DOI: https://doi.org/10.5713/ajas.2010.90624    Published online April 21, 2010.
The Effects of Quercetin on Physiological Characteristics and Oxidative Stress Resistance in Olive Flounder, Paralichthys olivaceus
H. S. Shin, J. H. Yoo, T. S. Min, K-Y. Lee, C. Y. Choi
We investigated the effect of quercetin on growth and plasma cholesterol level and the effects of quercetin pretreatment (Diet 1, 0%; Diet 2, 0.25%; and Diet 3, 0.5% quercetin) for 30 and 60 days on oxidative stress induced by hypo-osmotic conditions (17.5, 8.75, and 4 psu) in olive flounder. The weights of flounder were higher with Diet 3 than with Diet 1 and 2, which indicated that a high concentration (Diet 3) of quercetin was very effective in growth. Total cholesterol levels were lower with Diets 2 and 3 than with Diet 1, leading us to hypothesize that quercetin removed low-density lipoproteins from circulation and thereby reduced total cholesterol. To understand the antioxidant role of quercetin, we measured the mRNA expression and activities of superoxide dismutase (SOD) and catalase (CAT) and the H2O2 concentration in quercetin-treated flounder exposed to osmotic stress.

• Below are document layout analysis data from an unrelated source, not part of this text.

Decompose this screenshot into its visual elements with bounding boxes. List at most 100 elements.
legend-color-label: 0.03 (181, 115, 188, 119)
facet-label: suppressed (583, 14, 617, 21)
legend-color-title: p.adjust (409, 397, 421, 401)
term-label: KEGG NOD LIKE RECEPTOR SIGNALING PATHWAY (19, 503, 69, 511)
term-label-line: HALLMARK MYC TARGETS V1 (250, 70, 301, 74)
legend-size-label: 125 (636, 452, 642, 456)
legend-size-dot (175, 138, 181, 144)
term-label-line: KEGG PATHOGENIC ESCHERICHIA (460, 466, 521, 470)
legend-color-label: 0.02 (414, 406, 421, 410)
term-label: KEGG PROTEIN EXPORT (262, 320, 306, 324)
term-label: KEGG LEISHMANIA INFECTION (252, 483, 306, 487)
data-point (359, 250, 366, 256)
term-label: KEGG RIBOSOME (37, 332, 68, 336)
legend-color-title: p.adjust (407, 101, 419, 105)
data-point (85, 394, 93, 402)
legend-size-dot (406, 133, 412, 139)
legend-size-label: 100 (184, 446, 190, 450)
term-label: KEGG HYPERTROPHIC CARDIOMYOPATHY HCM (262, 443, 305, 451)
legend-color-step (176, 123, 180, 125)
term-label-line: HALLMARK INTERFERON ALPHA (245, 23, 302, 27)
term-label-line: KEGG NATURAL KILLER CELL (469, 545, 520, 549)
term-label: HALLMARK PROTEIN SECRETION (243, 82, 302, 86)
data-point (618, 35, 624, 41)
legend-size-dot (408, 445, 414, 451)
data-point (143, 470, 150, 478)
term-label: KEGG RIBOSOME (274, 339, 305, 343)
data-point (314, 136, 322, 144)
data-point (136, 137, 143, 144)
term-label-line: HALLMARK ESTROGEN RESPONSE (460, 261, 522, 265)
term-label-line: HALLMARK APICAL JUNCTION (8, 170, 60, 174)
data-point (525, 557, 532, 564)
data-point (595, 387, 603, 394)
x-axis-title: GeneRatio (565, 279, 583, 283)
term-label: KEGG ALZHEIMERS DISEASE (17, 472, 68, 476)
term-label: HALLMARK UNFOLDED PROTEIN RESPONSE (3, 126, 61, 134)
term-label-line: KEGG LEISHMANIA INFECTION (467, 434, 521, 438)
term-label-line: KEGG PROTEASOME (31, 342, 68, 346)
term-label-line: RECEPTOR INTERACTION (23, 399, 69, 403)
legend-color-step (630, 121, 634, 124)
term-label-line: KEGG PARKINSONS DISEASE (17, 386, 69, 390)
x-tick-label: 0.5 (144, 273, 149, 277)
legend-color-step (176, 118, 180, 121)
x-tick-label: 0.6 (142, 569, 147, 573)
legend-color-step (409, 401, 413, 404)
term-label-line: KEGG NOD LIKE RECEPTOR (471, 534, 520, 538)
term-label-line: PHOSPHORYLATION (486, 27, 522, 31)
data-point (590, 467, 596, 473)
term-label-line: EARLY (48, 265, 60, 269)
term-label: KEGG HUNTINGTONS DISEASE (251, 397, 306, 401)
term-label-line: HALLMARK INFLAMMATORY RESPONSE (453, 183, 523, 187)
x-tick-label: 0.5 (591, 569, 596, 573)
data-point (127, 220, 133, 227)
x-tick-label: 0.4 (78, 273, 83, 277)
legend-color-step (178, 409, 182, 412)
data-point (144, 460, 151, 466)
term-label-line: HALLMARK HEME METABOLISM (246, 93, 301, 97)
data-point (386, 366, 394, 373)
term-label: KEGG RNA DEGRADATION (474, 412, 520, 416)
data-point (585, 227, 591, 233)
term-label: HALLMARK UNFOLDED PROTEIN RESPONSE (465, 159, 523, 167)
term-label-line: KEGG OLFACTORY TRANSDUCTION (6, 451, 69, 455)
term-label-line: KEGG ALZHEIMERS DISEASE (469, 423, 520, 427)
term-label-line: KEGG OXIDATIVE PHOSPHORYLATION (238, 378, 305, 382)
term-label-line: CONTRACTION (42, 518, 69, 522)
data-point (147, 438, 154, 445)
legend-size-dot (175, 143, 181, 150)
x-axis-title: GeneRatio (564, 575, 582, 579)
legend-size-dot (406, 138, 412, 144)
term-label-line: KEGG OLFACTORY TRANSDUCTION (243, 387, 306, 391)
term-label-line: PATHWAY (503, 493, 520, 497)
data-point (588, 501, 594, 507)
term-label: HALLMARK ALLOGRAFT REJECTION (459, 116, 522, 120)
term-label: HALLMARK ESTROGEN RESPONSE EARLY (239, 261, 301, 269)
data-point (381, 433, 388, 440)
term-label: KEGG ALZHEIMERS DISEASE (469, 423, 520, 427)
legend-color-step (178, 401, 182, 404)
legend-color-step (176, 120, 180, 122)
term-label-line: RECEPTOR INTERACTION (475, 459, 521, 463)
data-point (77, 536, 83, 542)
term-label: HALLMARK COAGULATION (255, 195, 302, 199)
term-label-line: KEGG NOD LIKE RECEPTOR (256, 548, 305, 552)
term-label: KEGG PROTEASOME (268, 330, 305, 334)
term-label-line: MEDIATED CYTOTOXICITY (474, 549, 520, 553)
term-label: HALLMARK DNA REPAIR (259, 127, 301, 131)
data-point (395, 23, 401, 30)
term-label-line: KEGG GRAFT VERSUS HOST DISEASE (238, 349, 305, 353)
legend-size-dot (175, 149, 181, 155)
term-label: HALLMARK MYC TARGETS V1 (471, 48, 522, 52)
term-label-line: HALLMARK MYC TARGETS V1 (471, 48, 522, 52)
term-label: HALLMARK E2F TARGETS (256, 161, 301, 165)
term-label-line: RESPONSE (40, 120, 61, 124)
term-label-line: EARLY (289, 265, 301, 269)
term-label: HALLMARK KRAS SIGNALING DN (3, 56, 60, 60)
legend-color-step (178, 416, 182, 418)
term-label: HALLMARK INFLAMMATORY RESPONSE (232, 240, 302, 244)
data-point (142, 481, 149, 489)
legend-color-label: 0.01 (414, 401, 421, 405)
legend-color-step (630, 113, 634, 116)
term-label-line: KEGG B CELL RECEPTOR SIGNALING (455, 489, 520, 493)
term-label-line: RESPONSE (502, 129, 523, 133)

The H2O2 concentration and the SOD and CAT expression and activity levels were lower in flounder fed with Diets 2 and 3 than with Diet 1, suggesting that quercetin directly scavenges reactive oxygen species to reduce oxidative stress. Furthermore, the plasma lysozyme activity and osmolality were higher with Diets 2 and 3 than with Diet 1, indicating that quercetin increases immune function and helps to maintain physiological homeostasis. Plasma cortisol was lower with Diets 2 and 3 than with Diet 1, suggesting the quercetin protects against stress. These results indicate that quercetin has hypocholesterolemic and antioxidant effects, increases immune function, and acts to maintain physiological homeostasis.